3 Ways We Use the WayBack Machine for SEO
Whether we’re hunting down old links for our redirect list, becoming familiar with a new client, or troubleshooting various site issues, the WayBack Machine is one of our go-to tools for SEO here at Rocket Clicks.
What is the Internet Archive?
Founded in 1996, the Internet Archive is a non-profit, ever-growing digital library providing free access to more than 362 billion web pages. To use the WayBack Machine, simply go to archive.org, and enter the URL you’re interested in exploring. This doesn’t have to be the homepage; the WayBack Machine has the potential to find any webpage ever published, which brings us to the first way we use this tool for SEO.

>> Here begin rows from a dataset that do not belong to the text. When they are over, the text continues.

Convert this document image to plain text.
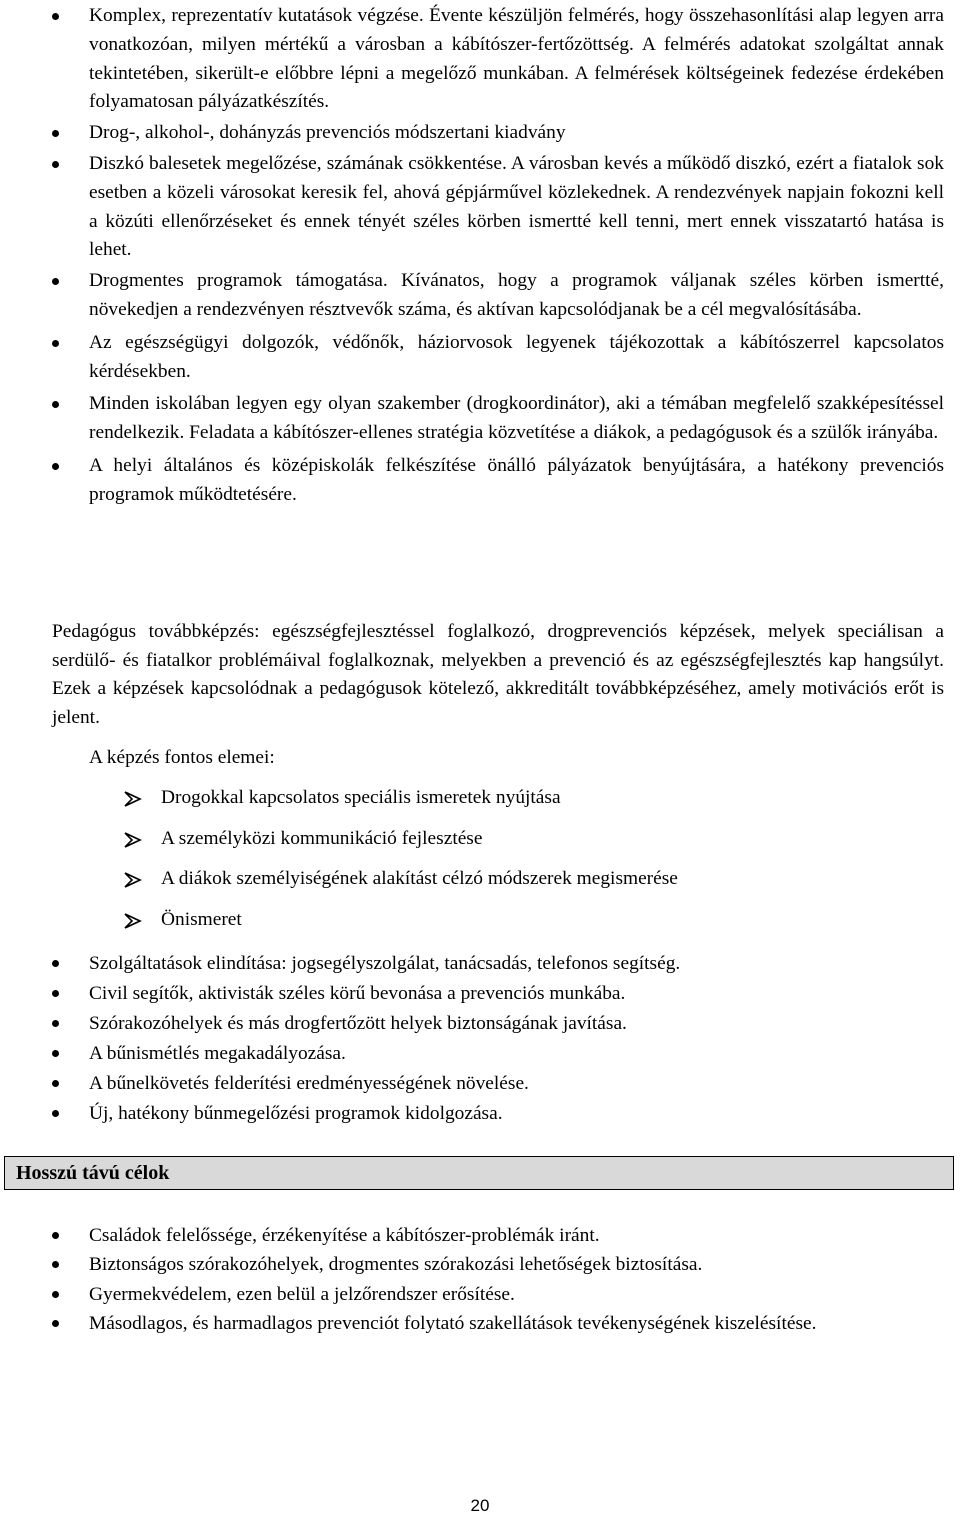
Komplex, reprezentatív kutatások végzése. Évente készüljön felmérés, hogy összehasonlítási alap legyen arra vonatkozóan, milyen mértékű a városban a kábítószer-fertőzöttség. A felmérés adatokat szolgáltat annak tekintetében, sikerült-e előbbre lépni a megelőző munkában. A felmérések költségeinek fedezése érdekében folyamatosan pályázatkészítés.
Drog-, alkohol-, dohányzás prevenciós módszertani kiadvány
Diszkó balesetek megelőzése, számának csökkentése. A városban kevés a működő diszkó, ezért a fiatalok sok esetben a közeli városokat keresik fel, ahová gépjárművel közlekednek. A rendezvények napjain fokozni kell a közúti ellenőrzéseket és ennek tényét széles körben ismertté kell tenni, mert ennek visszatartó hatása is lehet.
Drogmentes programok támogatása. Kívánatos, hogy a programok váljanak széles körben ismertté, növekedjen a rendezvényen résztvevők száma, és aktívan kapcsolódjanak be a cél megvalósításába.
Az egészségügyi dolgozók, védőnők, háziorvosok legyenek tájékozottak a kábítószerrel kapcsolatos kérdésekben.
Minden iskolában legyen egy olyan szakember (drogkoordinátor), aki a témában megfelelő szakképesítéssel rendelkezik. Feladata a kábítószer-ellenes stratégia közvetítése a diákok, a pedagógusok és a szülők irányába.
A helyi általános és középiskolák felkészítése önálló pályázatok benyújtására, a hatékony prevenciós programok működtetésére.

Pedagógus továbbképzés: egészségfejlesztéssel foglalkozó, drogprevenciós képzések, melyek speciálisan a serdülő- és fiatalkor problémáival foglalkoznak, melyekben a prevenció és az egészségfejlesztés kap hangsúlyt. Ezek a képzések kapcsolódnak a pedagógusok kötelező, akkreditált továbbképzéséhez, amely motivációs erőt is jelent.

A képzés fontos elemei:
Drogokkal kapcsolatos speciális ismeretek nyújtása
A személyközi kommunikáció fejlesztése
A diákok személyiségének alakítást célzó módszerek megismerése
Önismeret
Szolgáltatások elindítása: jogsegélyszolgálat, tanácsadás, telefonos segítség.
Civil segítők, aktivisták széles körű bevonása a prevenciós munkába.
Szórakozóhelyek és más drogfertőzött helyek biztonságának javítása.
A bűnismétlés megakadályozása.
A bűnelkövetés felderítési eredményességének növelése.
Új, hatékony bűnmegelőzési programok kidolgozása.
Hosszú távú célok
Családok felelőssége, érzékenyítése a kábítószer-problémák iránt.
Biztonságos szórakozóhelyek, drogmentes szórakozási lehetőségek biztosítása.
Gyermekvédelem, ezen belül a jelzőrendszer erősítése.
Másodlagos, és harmadlagos prevenciót folytató szakellátások tevékenységének kiszelésítése.
20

How to Build a Redirect List Using the WayBack Machine
It’s common for companies to seek SEO support prior to the launch of a new website. If our client is working on a website redesign or planning to launch a new site, one of our main focuses is to ensure we’re setting up redirects for as many existing URLs as possible. We’ll start with a simple Screaming Frog crawl for our base list of URLs, and then continue to build it out using various tools such as Google Analytics and Ahrefs to identify any outstanding URLs Screaming Frog may have missed.
Once we’ve exhausted all our options, we’ll go through the list one by one to match up each entry with an appropriate 301 redirect on the new site. However, it’s usually not that straightforward. Oftentimes we’ll have older URLs on our list that no longer exists on the current site, which is where the Internet Archive comes into play. By plugging those URLs into the WayBack Machine, we’re able to identify the content and purpose of the page to assign a more accurate 301 redirect than simply sending the user to the new homepage.
Get to Know Your Client Using the WayBack Machine
When we take on a new client, one of our first orders of business is to become familiar with the ins and outs of the company. We want to understand details of their products and services, get to know key team members, and start to piece together how the company operates. In order to do so, it’s important to understand the company’s history, and what better way to do that than by using the WayBack Machine.
Explore a website’s history with the WayBack Machine
- Enter the client’s URL into the WayBack Machine
- Follow the timeline back to when the site was first archived
- Click on the year, and sift through the results calendar to find the earliest snapshots of your client’s site
- Select a specific date from the calendar based on the result’s color
- Blue means the web crawler captured a good, 2xx result
- Green means the web crawler got a redirect, 3xx result
- Orange means the web crawler got a client error, 4xx result
- Red means the web crawler got a server error, 5xx result
If possible, always select a blue dot from the results calendar. We’ll continue down the timeline exploring different results until we find the current version of the website. This process gives us a better understanding of where the client’s growth, as well as learning the core values that have stuck with them since the beginning.
Pro Tip – the WayBack Machine allows users to browse through a website once the archive is opened. It’s not a static image but rather a site that can be utilized and explored.
Troubleshoot Website Issues Using the WayBack Machine
Last but not least, the WayBack Machine really comes in handy when we’re working to troubleshoot website issues such as significant shifts in traffic. Here’s what we look for:
- Changes to the meta description
- New or missing parts of a page
- Differences in page structure
- Modifications to on-page content
- Changes to the Call-to-Action
The WayBack Machine also archives robots.txt files, so we’ll review these to see if there were any changes in the crawling permissions that may have affected the shift in traffic.
All in all, the WayBack Machine is an excellent tool to keep in your SEO toolbox for a variety of situations. Get to know a new client, build out a solid redirect list, and troubleshoot a wide range of technical issues with the free, easy-to-use Internet Archive.